At least for the notorious big banks, as a group prices are not even half way back to all time highs seen as financial US sector profits peaked in late 2006/early 2007. At least as far as the banks are concerned, the market sure as heck appears to be saying it does not believe the reported profits recovery vis-à-vis the US financial sector reported profit numbers. Let's face it, we all know the banks have meaningful balance sheet issues looking ahead, regardless of accounting shenanigans. But how about the US financial sector a bit more broadly as is embodied in the NYSE Financial Index. We repeat the same exercise as above with the NYK below. And as you can see, it's the same result.

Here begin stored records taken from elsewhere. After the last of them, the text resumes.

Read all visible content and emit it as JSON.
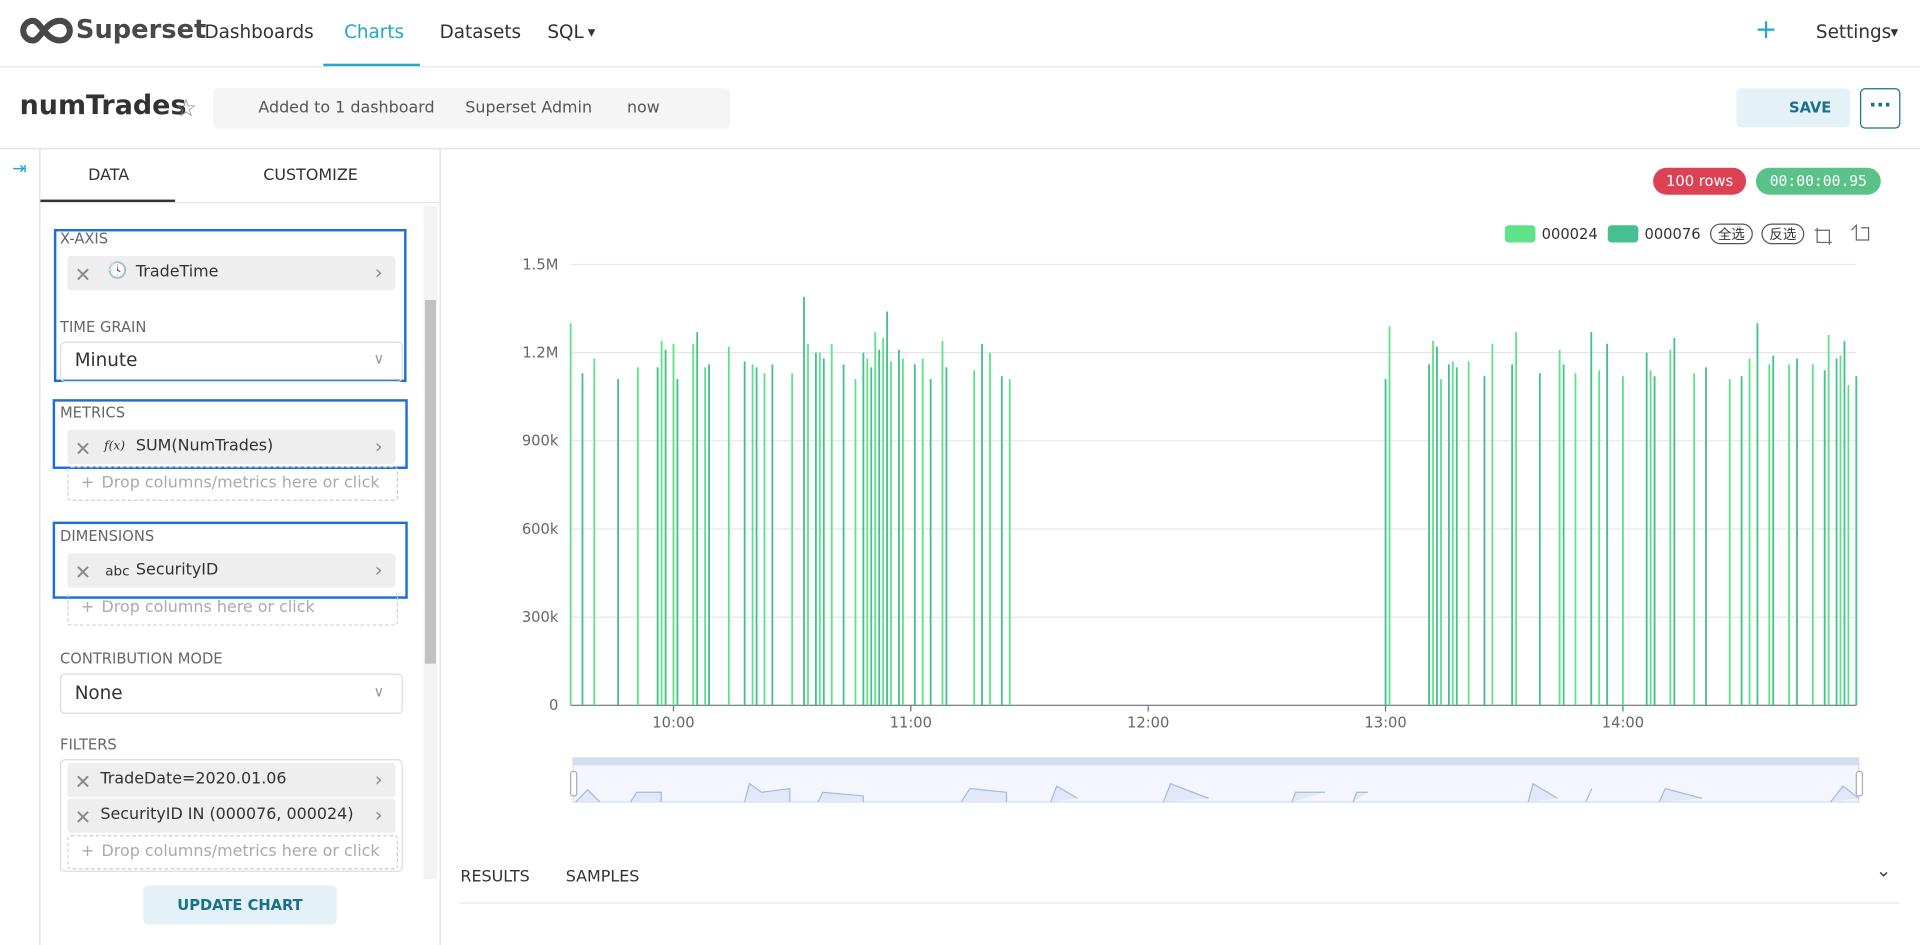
{
  "nav": {
    "brand": "Superset",
    "items": [
      "Dashboards",
      "Charts",
      "Datasets",
      "SQL"
    ],
    "settings": "Settings"
  },
  "header": {
    "title": "numTrades",
    "meta": [
      "Added to 1 dashboard",
      "Superset Admin",
      "now"
    ],
    "save": "SAVE"
  },
  "panel": {
    "tabs": [
      "DATA",
      "CUSTOMIZE"
    ],
    "x_axis": {
      "label": "X-AXIS",
      "value": "TradeTime"
    },
    "time_grain": {
      "label": "TIME GRAIN",
      "value": "Minute"
    },
    "metrics": {
      "label": "METRICS",
      "icon": "f(x)",
      "value": "SUM(NumTrades)",
      "drop": "Drop columns/metrics here or click"
    },
    "dimensions": {
      "label": "DIMENSIONS",
      "icon": "abc",
      "value": "SecurityID",
      "drop": "Drop columns here or click"
    },
    "contribution": {
      "label": "CONTRIBUTION MODE",
      "value": "None"
    },
    "filters": {
      "label": "FILTERS",
      "items": [
        "TradeDate=2020.01.06",
        "SecurityID IN (000076, 000024)"
      ],
      "drop": "Drop columns/metrics here or click"
    },
    "update": "UPDATE CHART"
  },
  "status": {
    "rows": "100 rows",
    "time": "00:00:00.95"
  },
  "chart_data": {
    "type": "bar",
    "legend_buttons": [
      "全选",
      "反选"
    ],
    "x": [
      "09:34",
      "09:37",
      "09:40",
      "09:46",
      "09:51",
      "09:56",
      "09:57",
      "09:58",
      "10:00",
      "10:01",
      "10:05",
      "10:06",
      "10:08",
      "10:09",
      "10:14",
      "10:18",
      "10:20",
      "10:21",
      "10:23",
      "10:25",
      "10:30",
      "10:33",
      "10:34",
      "10:36",
      "10:37",
      "10:38",
      "10:40",
      "10:43",
      "10:46",
      "10:48",
      "10:49",
      "10:50",
      "10:51",
      "10:52",
      "10:53",
      "10:54",
      "10:55",
      "10:57",
      "10:58",
      "11:01",
      "11:03",
      "11:05",
      "11:08",
      "11:09",
      "11:16",
      "11:18",
      "11:20",
      "11:23",
      "11:25",
      "13:00",
      "13:01",
      "13:11",
      "13:12",
      "13:13",
      "13:14",
      "13:16",
      "13:17",
      "13:18",
      "13:21",
      "13:25",
      "13:27",
      "13:32",
      "13:33",
      "13:39",
      "13:44",
      "13:45",
      "13:48",
      "13:52",
      "13:54",
      "13:56",
      "14:00",
      "14:06",
      "14:07",
      "14:08",
      "14:12",
      "14:13",
      "14:18",
      "14:21",
      "14:27",
      "14:30",
      "14:32",
      "14:34",
      "14:37",
      "14:38",
      "14:42",
      "14:44",
      "14:48",
      "14:51",
      "14:52",
      "14:54",
      "14:55",
      "14:56",
      "14:57",
      "14:59"
    ],
    "series": [
      {
        "name": "000024",
        "color": "#5fe38a",
        "values": [
          1300000,
          null,
          1180000,
          null,
          1150000,
          null,
          1240000,
          null,
          1230000,
          null,
          1230000,
          null,
          1150000,
          null,
          1220000,
          null,
          1160000,
          null,
          1130000,
          null,
          1130000,
          null,
          1230000,
          null,
          1200000,
          null,
          1230000,
          null,
          1110000,
          null,
          1180000,
          null,
          1270000,
          null,
          1250000,
          null,
          1170000,
          null,
          1180000,
          null,
          1180000,
          null,
          1240000,
          null,
          1140000,
          null,
          1200000,
          null,
          1110000,
          null,
          1290000,
          null,
          1240000,
          null,
          1110000,
          null,
          1170000,
          null,
          1170000,
          null,
          1230000,
          null,
          1270000,
          null,
          1210000,
          null,
          1130000,
          null,
          1140000,
          null,
          1120000,
          null,
          1140000,
          null,
          1210000,
          null,
          1130000,
          null,
          1110000,
          null,
          1180000,
          null,
          1160000,
          null,
          1160000,
          null,
          1160000,
          null,
          1260000,
          null,
          1190000,
          null,
          1090000,
          null
        ]
      },
      {
        "name": "000076",
        "color": "#45c08e",
        "values": [
          null,
          1130000,
          null,
          1110000,
          null,
          1150000,
          null,
          1210000,
          null,
          1110000,
          null,
          1270000,
          null,
          1160000,
          null,
          1170000,
          null,
          1150000,
          null,
          1160000,
          null,
          1390000,
          null,
          1200000,
          null,
          1180000,
          null,
          1160000,
          null,
          1200000,
          null,
          1150000,
          null,
          1210000,
          null,
          1340000,
          null,
          1210000,
          null,
          1160000,
          null,
          1110000,
          null,
          1150000,
          null,
          1230000,
          null,
          1120000,
          null,
          1110000,
          null,
          1160000,
          null,
          1220000,
          null,
          1160000,
          null,
          1150000,
          null,
          1120000,
          null,
          1160000,
          null,
          1130000,
          null,
          1160000,
          null,
          1270000,
          null,
          1230000,
          null,
          1200000,
          null,
          1120000,
          null,
          1250000,
          null,
          1150000,
          null,
          1120000,
          null,
          1300000,
          null,
          1190000,
          null,
          1180000,
          null,
          1140000,
          null,
          1180000,
          null,
          1240000,
          null,
          1120000
        ]
      }
    ],
    "xlim": [
      "09:34",
      "14:59"
    ],
    "xticks": [
      "10:00",
      "11:00",
      "12:00",
      "13:00",
      "14:00"
    ],
    "ylim": [
      0,
      1500000
    ],
    "yticks": [
      0,
      {
        "value": 300000,
        "label": "300k"
      },
      {
        "value": 600000,
        "label": "600k"
      },
      {
        "value": 900000,
        "label": "900k"
      },
      {
        "value": 1200000,
        "label": "1.2M"
      },
      {
        "value": 1500000,
        "label": "1.5M"
      }
    ],
    "grid": true
  },
  "results": {
    "tabs": [
      "RESULTS",
      "SAMPLES"
    ]
  }
}
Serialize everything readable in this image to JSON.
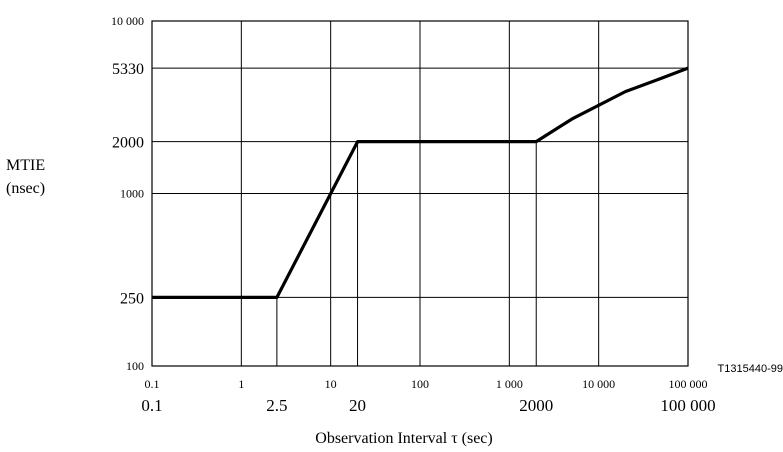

Again, since no one can truly assess the risk on US financial sector balance sheets these days (and really a ton of financial equities globally, to be honest), I have absolutely no right nor inclination to proclaim that financial sector numbers cannot be trusted. All I’m suggesting is that we need to remember the key driver of the US corporate profits recovery is the financial sector. Reported financial sector profits are near all time highs. The only thing I can point to in order to suggest a question of quality of earnings is in order are the two charts you see above. Bottom line being, it sure appears that investors in the aggregate are more than willing to accept the macro corporate earnings growth story of the moment as a key underpinning to US equity prices in the aggregate. As witnessed by the tremendous price recovery in the major US equity indices over the past few years, investors are saying they implicitly believe the reported total corporate earnings results for both the financial and non-financial US corporate sector. Yet when we look at the lack of equity price recovery in the heart of the very US financial sector itself that is generating these supposed tremendous earnings results, we see something quite different. We see a complete disconnect. As expressed by price of both the Philly Bank Index (the BKX) and the NYSE Financial index (the NYK) investors are expressing notable disbelief in the apparent macro financial sector profit recovery in the headline numbers. So let's get this straight, US financial sector reported earnings are correct when assessing earnings for the macro US equity market, but incorrect when assessing the financial sector specifically (as witnessed by dichotomous stock price action)? Humble question being, how can both of these implicit/explicit investor assumptions co-exist and/or be correct as per the message of the market in simultaneous fashion? I do not have a good answer, and that's exactly why I’m bringing up this issue and suggesting it deserves perhaps more than a bit of thought.